O professor da Universidade Federal da Fronteira Sul (UFFS) e coordenador da Rede de Médicos e Médicas Populares, Marcos de Almeida, fez um resgate histórico da inserção dos militantes Sem Terra nos cursos de medicina. Segundo ele, que trabalha nos assentamentos da antiga fazenda Annoni, em Pontão, há 11 anos o Movimento forma médicos em Cuba. Hoje, mais de 60 profissionais formados em Cuba e Venezuela estão organizados em coletivos em diversos estados do país.

“Quando estávamos em Cuba, estudando, já debatíamos sobre o que é ser médico no MST e qual seria o nosso papel quando voltássemos ao Brasil. Em 2011, quando eu e Alessandra [médica formada em Cuba] viemos ao estado começamos a nos organizar e a constituir núcleos. Em Pontão organizamos os agentes de saúde e chegamos a ter seis médicos atuando no município, indo ao encontro do nosso projeto de Reforma Agrária Popular.
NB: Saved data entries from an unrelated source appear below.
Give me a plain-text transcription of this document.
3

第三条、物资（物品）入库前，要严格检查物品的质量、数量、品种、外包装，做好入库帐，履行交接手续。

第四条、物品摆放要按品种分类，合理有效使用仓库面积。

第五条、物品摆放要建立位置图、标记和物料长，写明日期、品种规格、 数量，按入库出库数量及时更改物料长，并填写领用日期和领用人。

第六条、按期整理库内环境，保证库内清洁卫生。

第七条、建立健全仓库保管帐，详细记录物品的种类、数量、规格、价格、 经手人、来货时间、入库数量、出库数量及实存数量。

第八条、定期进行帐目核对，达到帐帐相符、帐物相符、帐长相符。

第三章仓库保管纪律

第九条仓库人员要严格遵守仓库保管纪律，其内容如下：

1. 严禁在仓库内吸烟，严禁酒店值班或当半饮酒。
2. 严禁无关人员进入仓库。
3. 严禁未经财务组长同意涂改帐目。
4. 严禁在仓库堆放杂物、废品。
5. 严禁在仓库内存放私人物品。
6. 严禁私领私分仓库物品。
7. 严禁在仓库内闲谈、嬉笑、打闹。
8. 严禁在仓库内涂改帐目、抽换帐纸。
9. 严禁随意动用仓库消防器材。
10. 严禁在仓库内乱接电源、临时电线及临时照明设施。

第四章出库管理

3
Hoje, temos colegas trabalhando em municípios que foram contemplados pelo Mais Médicos”, declara.

Conjuntura

Durante o encontro dos médicos populares do MST também teve análise da conjuntura política e da saúde pública, com a assentada Sílvia Reis Marques e o professor do curso de Saúde Coletiva da Universidade Federal do Rio Grande do Sul (UFRGS), Frederico Machado. Ele falou sobre a repressão que os movimentos sofrem quando propõem mudanças “mais radicais” e o papel que eles têm na defesa da saúde púbica.

“Ocorre uma investida contra a organização coletiva dos trabalhadores e a destituição dos direitos sociais, assim como está havendo mudanças radicais nas relações entre o Estado e a sociedade civil”, complementa.
Além dos médicos e médicas do MST formados em Cuba, participaram das atividades profissionais da área de fisioterapia e assistência social, estudantes de medicina, um médico cubano e dirigentes do Movimento.